Help building data table report

Elastic Stack Kibana
1

Hi everyone. I am trying to create a data table based on the sample logstash indeces provided here. I want the table to follow the following format:

Term/Keyword | # Total | # 200 (response) | # 404 (response) | # 503 (response)
IP Address (IP)
jpg (extension)
css (extension)
png (extension)
gif (extension)
php (extension)

Basically, I want to get total count of IP addresses across all events and the total count of each extension across all events. In addition, I want the same breakdown filtered on each response keyword.

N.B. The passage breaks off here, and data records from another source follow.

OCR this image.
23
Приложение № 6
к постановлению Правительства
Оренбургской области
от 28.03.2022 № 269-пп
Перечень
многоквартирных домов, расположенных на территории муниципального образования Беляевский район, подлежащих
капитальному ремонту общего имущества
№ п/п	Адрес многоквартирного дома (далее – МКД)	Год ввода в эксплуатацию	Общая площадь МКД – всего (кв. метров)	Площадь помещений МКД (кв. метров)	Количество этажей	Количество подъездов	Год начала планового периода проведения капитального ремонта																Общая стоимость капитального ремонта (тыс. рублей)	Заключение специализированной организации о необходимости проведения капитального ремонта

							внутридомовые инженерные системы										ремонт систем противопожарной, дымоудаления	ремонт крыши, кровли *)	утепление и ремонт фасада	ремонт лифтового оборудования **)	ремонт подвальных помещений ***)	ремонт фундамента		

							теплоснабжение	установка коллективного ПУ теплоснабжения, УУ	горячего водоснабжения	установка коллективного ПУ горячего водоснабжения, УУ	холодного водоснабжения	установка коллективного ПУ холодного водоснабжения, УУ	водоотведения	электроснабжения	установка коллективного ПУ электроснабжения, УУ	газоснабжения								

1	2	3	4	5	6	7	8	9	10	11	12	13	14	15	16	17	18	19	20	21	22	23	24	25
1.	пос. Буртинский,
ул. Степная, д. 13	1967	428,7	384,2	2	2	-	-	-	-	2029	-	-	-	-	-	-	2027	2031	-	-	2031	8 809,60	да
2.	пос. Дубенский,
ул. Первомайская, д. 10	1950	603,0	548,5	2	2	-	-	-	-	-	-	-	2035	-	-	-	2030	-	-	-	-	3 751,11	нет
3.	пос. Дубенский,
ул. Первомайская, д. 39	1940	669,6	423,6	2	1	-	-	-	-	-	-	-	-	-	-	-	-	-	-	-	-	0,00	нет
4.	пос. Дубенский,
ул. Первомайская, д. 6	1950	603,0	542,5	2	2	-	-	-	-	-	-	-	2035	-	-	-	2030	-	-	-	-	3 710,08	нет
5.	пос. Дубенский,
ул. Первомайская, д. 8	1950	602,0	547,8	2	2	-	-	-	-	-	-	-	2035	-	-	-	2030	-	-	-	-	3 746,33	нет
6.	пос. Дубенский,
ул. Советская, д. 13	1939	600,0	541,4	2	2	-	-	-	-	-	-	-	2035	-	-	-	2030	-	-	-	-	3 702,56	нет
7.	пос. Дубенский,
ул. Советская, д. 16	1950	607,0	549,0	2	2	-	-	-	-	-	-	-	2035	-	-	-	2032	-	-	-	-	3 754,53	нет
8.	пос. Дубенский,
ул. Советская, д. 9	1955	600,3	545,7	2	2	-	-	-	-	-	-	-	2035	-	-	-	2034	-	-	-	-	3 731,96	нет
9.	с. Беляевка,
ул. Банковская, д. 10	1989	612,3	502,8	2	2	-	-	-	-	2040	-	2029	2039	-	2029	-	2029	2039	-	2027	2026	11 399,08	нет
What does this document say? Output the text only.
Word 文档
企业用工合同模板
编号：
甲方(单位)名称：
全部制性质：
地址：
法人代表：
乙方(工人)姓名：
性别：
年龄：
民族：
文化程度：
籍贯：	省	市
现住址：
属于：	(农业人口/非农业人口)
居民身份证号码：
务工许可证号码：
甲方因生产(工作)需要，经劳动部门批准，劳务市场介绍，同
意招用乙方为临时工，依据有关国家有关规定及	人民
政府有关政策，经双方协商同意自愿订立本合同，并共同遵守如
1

I'm close (please see the attached screenshots), but I want it to match the format I outlined above.

Any help would be greatly appreciated!

config
config.png324×1250 35.4 KB
data_table
data_table.png1385×454 16 KB
option

2

One possible solution would be to use a scripted field to determine if it's an event you want to include and sum them.

Example scripted field:

if (doc['response.keyword'].value.startsWith('2')) {
  return 1;
}

You can add this from the Index Pattern detail page.

52
Screenshot 2018-06-04 13.57.52.png1343×828 49.6 KB

2 Likes
3

Thank you! That works perfectly. Looks like I've got to learn Painless.

4

This topic was automatically closed 28 days after the last reply. New replies are no longer allowed.